Life

Back to Choir

Last night was my first choir rehearsal in about four years. I’ve been singing in “summer choir,” where you just show up on Sunday morning and learn a simple piece, but this was the start of “real” choir, with rehearsals and with everyone there. This choir sings for the Episcopal church services, but it also functions as a kind of community chorale, with several concerts of big classical pieces every year, so there are people who come to rehearsals and who sing in the concerts who don’t sing for church services. There are several who go to other churches. The cantor of the town’s synagogue sings with this choir.

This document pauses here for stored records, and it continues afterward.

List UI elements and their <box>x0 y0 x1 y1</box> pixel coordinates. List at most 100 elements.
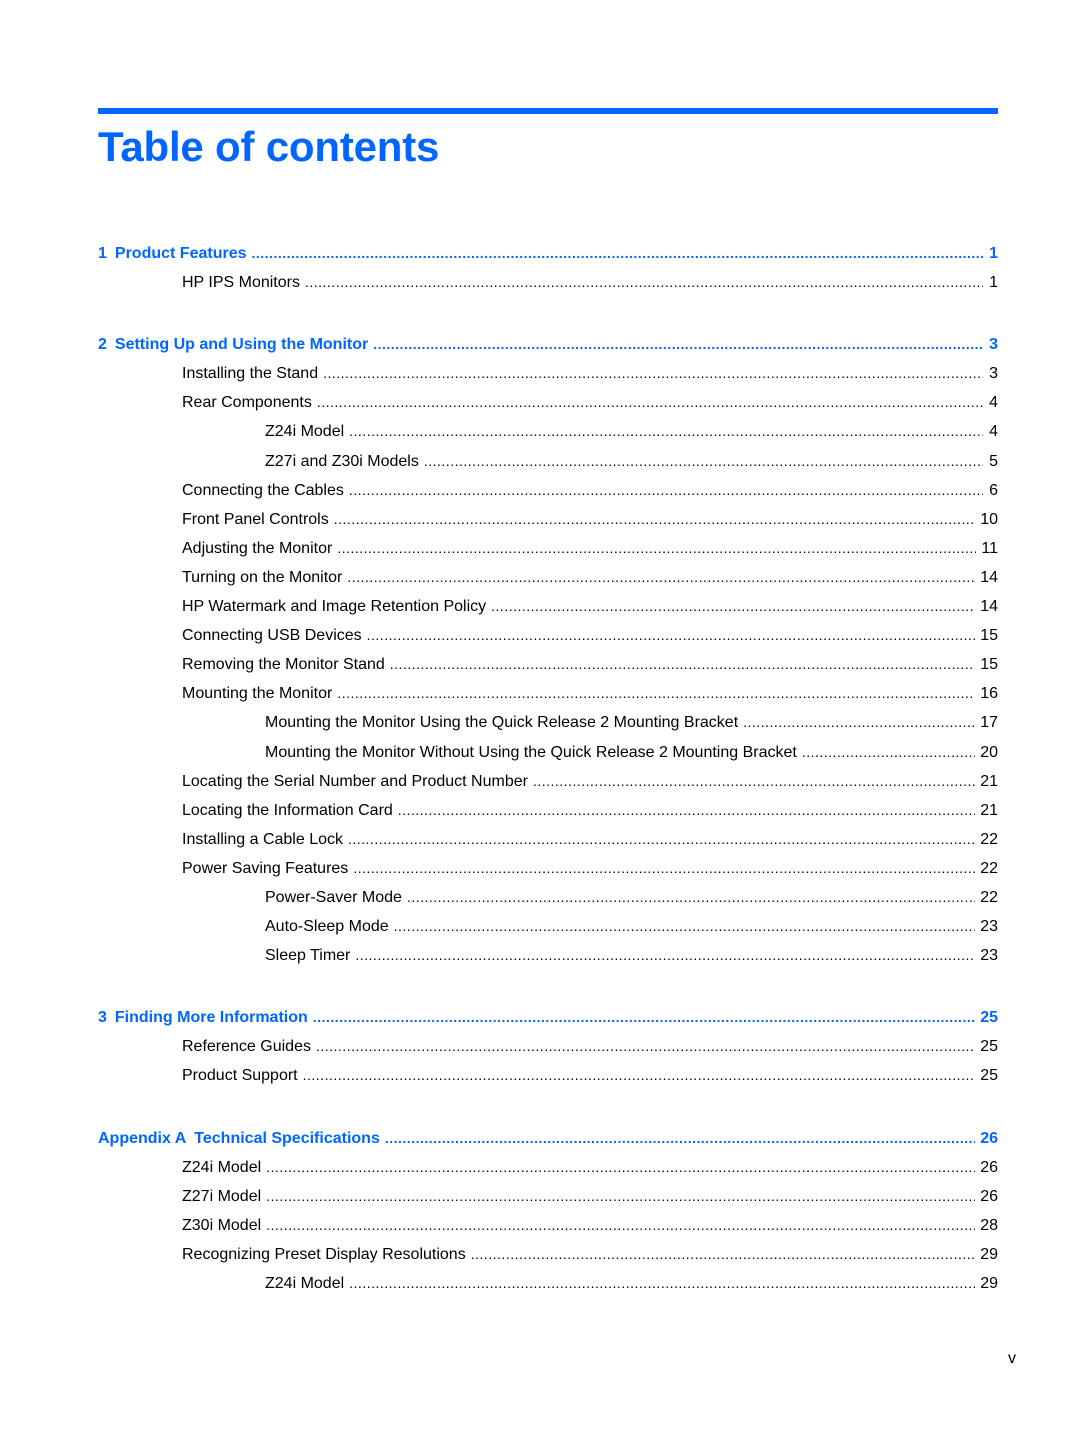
toc-chapter-entry[interactable]: Appendix A Technical Specifications 26 <box>98 1124 998 1153</box>
toc-entry[interactable]: Installing a Cable Lock 22 <box>98 825 998 854</box>
page-reference: 25 <box>980 1038 998 1056</box>
page-reference: 15 <box>980 656 998 674</box>
entry-title: Mounting the Monitor Using the Quick Rel… <box>265 714 739 732</box>
toc-entry[interactable]: Power Saving Features 22 <box>98 854 998 883</box>
toc-entry-label: Locating the Information Card <box>182 796 398 825</box>
toc-entry[interactable]: Rear Components 4 <box>98 388 998 417</box>
toc-entry-label: HP IPS Monitors <box>182 268 305 297</box>
toc-entry[interactable]: HP Watermark and Image Retention Policy 1… <box>98 592 998 621</box>
page-reference: 17 <box>980 714 998 732</box>
toc-entry-label: Locating the Serial Number and Product N… <box>182 767 533 796</box>
page-reference: 22 <box>980 859 998 877</box>
toc-entry[interactable]: Installing the Stand 3 <box>98 359 998 388</box>
toc-chapter-entry[interactable]: 3 Finding More Information 25 <box>98 1003 998 1032</box>
dot-leader <box>317 388 983 417</box>
entry-title: Sleep Timer <box>265 947 351 965</box>
toc-entry[interactable]: Product Support 25 <box>98 1061 998 1090</box>
toc-entry-label: Z30i Model <box>182 1211 266 1240</box>
page-reference: 22 <box>980 888 998 906</box>
page-reference: 21 <box>980 772 998 790</box>
toc-entry[interactable]: Recognizing Preset Display Resolutions 29 <box>98 1240 998 1269</box>
page-reference: 26 <box>980 1129 998 1147</box>
entry-title: Rear Components <box>182 394 312 412</box>
dot-leader <box>337 534 976 563</box>
entry-title: Reference Guides <box>182 1038 311 1056</box>
dot-leader <box>347 563 975 592</box>
page-reference: 23 <box>980 918 998 936</box>
page-reference: 29 <box>980 1245 998 1263</box>
toc-entry[interactable]: Mounting the Monitor Using the Quick Rel… <box>98 708 998 737</box>
toc-entry[interactable]: Z24i Model 26 <box>98 1153 998 1182</box>
table-of-contents: 1 Product Features 1 HP IPS Monitors 1 2 Setti… <box>98 239 998 1298</box>
dot-leader <box>266 1153 975 1182</box>
entry-title: Finding More Information <box>114 1009 308 1027</box>
entry-title: Mounting the Monitor <box>182 685 333 703</box>
dot-leader <box>303 1061 976 1090</box>
page-number: v <box>1008 1350 1016 1367</box>
toc-entry-label: 2 Setting Up and Using the Monitor <box>98 330 373 359</box>
dot-leader <box>349 1269 975 1298</box>
entry-title: Z24i Model <box>182 1158 262 1176</box>
dot-leader <box>353 854 975 883</box>
toc-entry[interactable]: Removing the Monitor Stand 15 <box>98 650 998 679</box>
toc-entry-label: Z24i Model <box>265 417 349 446</box>
toc-entry-label: 1 Product Features <box>98 239 252 268</box>
toc-entry[interactable]: Locating the Serial Number and Product N… <box>98 767 998 796</box>
toc-entry-label: Connecting the Cables <box>182 476 349 505</box>
toc-entry[interactable]: Power-Saver Mode 22 <box>98 883 998 912</box>
entry-title: Power-Saver Mode <box>265 888 402 906</box>
page-reference: 14 <box>980 568 998 586</box>
toc-entry[interactable]: Connecting USB Devices 15 <box>98 621 998 650</box>
entry-title: Setting Up and Using the Monitor <box>114 336 369 354</box>
dot-leader <box>491 592 975 621</box>
toc-chapter-entry[interactable]: 1 Product Features 1 <box>98 239 998 268</box>
toc-entry[interactable]: Mounting the Monitor Without Using the Q… <box>98 738 998 767</box>
dot-leader <box>802 738 975 767</box>
toc-entry[interactable]: Reference Guides 25 <box>98 1032 998 1061</box>
toc-entry-label: Mounting the Monitor Using the Quick Rel… <box>265 708 743 737</box>
toc-entry[interactable]: Connecting the Cables 6 <box>98 476 998 505</box>
page-reference: 25 <box>980 1067 998 1085</box>
toc-entry-label: Sleep Timer <box>265 941 355 970</box>
toc-entry[interactable]: Adjusting the Monitor 11 <box>98 534 998 563</box>
page-title: Table of contents <box>98 123 440 170</box>
page-reference: 6 <box>989 481 998 499</box>
dot-leader <box>743 708 975 737</box>
entry-title: Product Support <box>182 1067 298 1085</box>
toc-entry[interactable]: Mounting the Monitor 16 <box>98 679 998 708</box>
toc-entry[interactable]: Z27i Model 26 <box>98 1182 998 1211</box>
entry-title: Z24i Model <box>265 1275 345 1292</box>
toc-entry-label: Adjusting the Monitor <box>182 534 337 563</box>
dot-leader <box>349 417 983 446</box>
chapter-number: 1 <box>98 245 107 262</box>
dot-leader <box>533 767 975 796</box>
toc-entry[interactable]: Front Panel Controls 10 <box>98 505 998 534</box>
dot-leader <box>355 941 975 970</box>
toc-entry-label: HP Watermark and Image Retention Policy <box>182 592 491 621</box>
entry-title: Power Saving Features <box>182 859 349 877</box>
toc-entry[interactable]: Auto-Sleep Mode 23 <box>98 912 998 941</box>
toc-entry-label: Product Support <box>182 1061 303 1090</box>
entry-title: Technical Specifications <box>194 1129 380 1147</box>
dot-leader <box>367 621 976 650</box>
dot-leader <box>313 1003 975 1032</box>
toc-entry[interactable]: Z24i Model 29 <box>98 1269 998 1298</box>
toc-chapter-entry[interactable]: 2 Setting Up and Using the Monitor 3 <box>98 330 998 359</box>
toc-entry[interactable]: Turning on the Monitor 14 <box>98 563 998 592</box>
dot-leader <box>407 883 975 912</box>
dot-leader <box>316 1032 975 1061</box>
page-reference: 15 <box>980 627 998 645</box>
toc-entry[interactable]: Sleep Timer 23 <box>98 941 998 970</box>
toc-entry[interactable]: Z24i Model 4 <box>98 417 998 446</box>
toc-entry[interactable]: Z27i and Z30i Models 5 <box>98 447 998 476</box>
dot-leader <box>266 1211 975 1240</box>
toc-entry-label: Appendix A Technical Specifications <box>98 1124 385 1153</box>
page-reference: 10 <box>980 510 998 528</box>
page-reference: 4 <box>989 423 998 441</box>
entry-title: Z27i Model <box>182 1187 262 1205</box>
toc-entry[interactable]: Locating the Information Card 21 <box>98 796 998 825</box>
toc-entry-label: Z27i and Z30i Models <box>265 447 424 476</box>
toc-entry[interactable]: HP IPS Monitors 1 <box>98 268 998 297</box>
toc-entry[interactable]: Z30i Model 28 <box>98 1211 998 1240</box>
page-reference: 1 <box>989 274 998 292</box>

One thing that’s really different for me is that they need me to sing alto, since they’re top-heavy with sopranos. I think half the alto section is made up of sopranos. I have a good low register, so I can do it, but it’s definitely a mental shift that I’ll have to get used to. I’m not sure I’d want to sing soprano in this choir, anyway, because they do a lot of Anglican church music that’s written for boy sopranos, and that’s not the kind of soprano voice I have. What little voice training I’ve had has been with opera singers, and that’s a different technique. I’d be blasting them out with a strong vibrato instead of having that pure, sweet sound. In the alto section, I can be rich and lush, though I’ve warned them that I’ve mostly sung jazz in my lower register, so I get pretty torchy. When I sing low, I sound like I should be wearing a slinky dress and leaning against a piano. My low voice has been called “sexy” by people I’ve been in choirs with before.

I had a huge “it’s a small world” moment at the rehearsal when I learned that the woman sitting next to me went to the high school I would have gone to if we’d stayed in that place after I finished eighth grade, went to the same university I went to, and then worked for a while in the part of Texas where I went to high school and where my parents live, so she even knew that small town. This town seems to be full of former Texans. I guess we’re reversing the flow from when Stephen F. Austin came from Virginia (not too far from here) to Texas with a group of settlers. Now they’re all coming back.

I put new batteries in my electronic keyboard so I can do some practicing and get the alto part in my head. Next weekend is a church retreat that includes a choir rehearsal, so I’ll be doing some serious singing (in between hiking jaunts, since we’re going to a retreat center in the mountains). I’m not sure my voice is up for that much, since I’ve barely used it in a long time. I’ll have to do some exercises every day this week to see if I can build up to it.